This post is published in conjunction with the Latin American Studies Association congress in Boston. Check for other posts from the conference. #LASA2019
The following excerpt is from Abstract Crossings: Cultural Exchange between Argentina and Brazil by María Amalia García. This is the first book in the new Studies on Latin American Art series, supported by a gift from the Institute for Studies on Latin American Art (ISLAA).
In the midfifties, abstract art took hold of the Latin American art scene. It expanded until it became synonymous with modern art, and its growing hegemony even affected daily life, which took on a new appearance. The visual imaginary of the fifties came to consist of paintings with straight lines; posters, murals, and landscapes based on geometric structures; and dresses and tablecloths with patterns of squares, circles, and triangles.
This book analyzes the relationship between, on the one hand, the emergence of abstract visions among avant-garde groups and, on the other, the institutionalization and newfound hegemony of abstract poetics as part of the region’s imaginary of modernization. I focus mainly on Argentina and Brazil because of the constant and abundant artistic-institutional exchange between the two countries, and because of the shared emphasis on abstraction, which a range of sectors in both countries viewed as an active force in the project of sociocultural transformation. Unlike earlier studies of the growth of abstraction, which have addressed it in a single nation, I propose a regional approach for the sake of a broader analysis of how abstract poetics took shape in a number of South American cities.
Looking beyond national borders means drawing other maps on the continent by linking cultural scenes that may seem autonomous. A regional vision provides another dimension to our understanding of formulations and events previously studied separately; it sheds light on clusters of connections that have been largely ignored. My approach here has two aims: first, to reconstruct the networks of cultural contacts between regional and international communities tied to abstraction and, second, to provide a comparative analysis of the art scenes in which abstract projects emerged and that they formed part of. Although there were major differences in the circumstances of, and issues surrounding, how abstract art arose and later developed in Argentina and in Brazil, it shared a common basis in both countries, one that enables us to adopt a regional perspective.
In recent decades, abstract art has become a privileged focus in both Argentine and Brazilian art history. It is the object of academic study and the subject of a great many exhibitions at international cultural centers; abstract works have been acquired by pub- lic and private collections. This recognition evidences a valorization of abstract poetics, one that began in the seventies and that, since the nineties, has become more and more important on the art market. Indeed, because the contemporary art world has focused on avant-garde abstract works, they are now seen as epitomizing the modern tradition in Latin America.
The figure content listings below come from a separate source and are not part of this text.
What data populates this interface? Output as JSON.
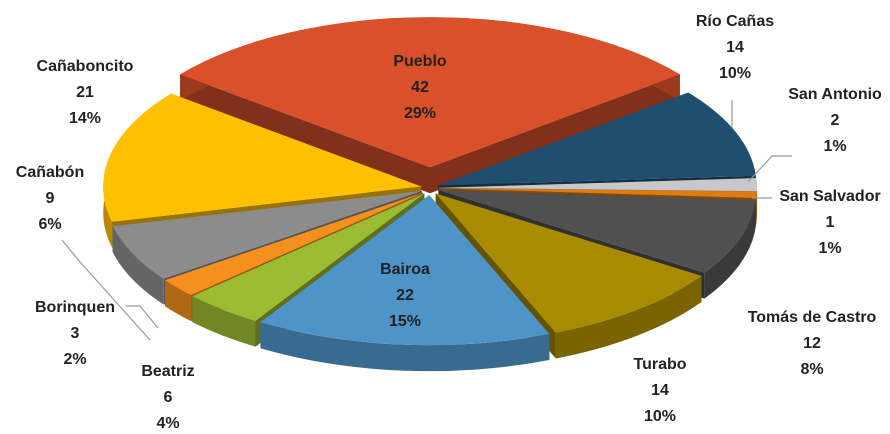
{
  "chart_data": {
    "type": "pie",
    "categories": [
      "Pueblo",
      "Río Cañas",
      "San Antonio",
      "San Salvador",
      "Tomás de Castro",
      "Turabo",
      "Bairoa",
      "Beatriz",
      "Borinquen",
      "Cañabón",
      "Cañaboncito"
    ],
    "values": [
      42,
      14,
      2,
      1,
      12,
      14,
      22,
      6,
      3,
      9,
      21
    ],
    "percentages": [
      "29%",
      "10%",
      "1%",
      "1%",
      "8%",
      "10%",
      "15%",
      "4%",
      "2%",
      "6%",
      "14%"
    ],
    "colors": [
      "#d9502a",
      "#1f4e6e",
      "#c8c8c8",
      "#e07b10",
      "#505050",
      "#a88b00",
      "#4f94c8",
      "#9bbb30",
      "#f5901e",
      "#8c8c8c",
      "#ffc000"
    ]
  }
}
Some art historical discourses have viewed the Latin American abstract avant-garde as derivative in relation to the European historical avant-garde. But in my view, the intensive development of abstraction in South America requires alternative explanations. The formulations of abstract art in Latin America did not merely repeat the trends that emerged in Europe in the first decades of the twentieth century; they were, rather, ret- roactive codifications, rereadings of the anticipatory and transformative power of those avant-gardes (Foster 2001). Indeed, it could even be argued that the full potential of the early European avant-gardes’ agendas came to fruition in the recodifications enacted by abstract artists in Latin America. That perspective enables us to shake up the “myth of origin” and to rethink the antinomy of novelty/repetition, that is, to reformulate the question of who came first based on a heterogeneous vision of time (Didi-Huberman 2006, 18–25).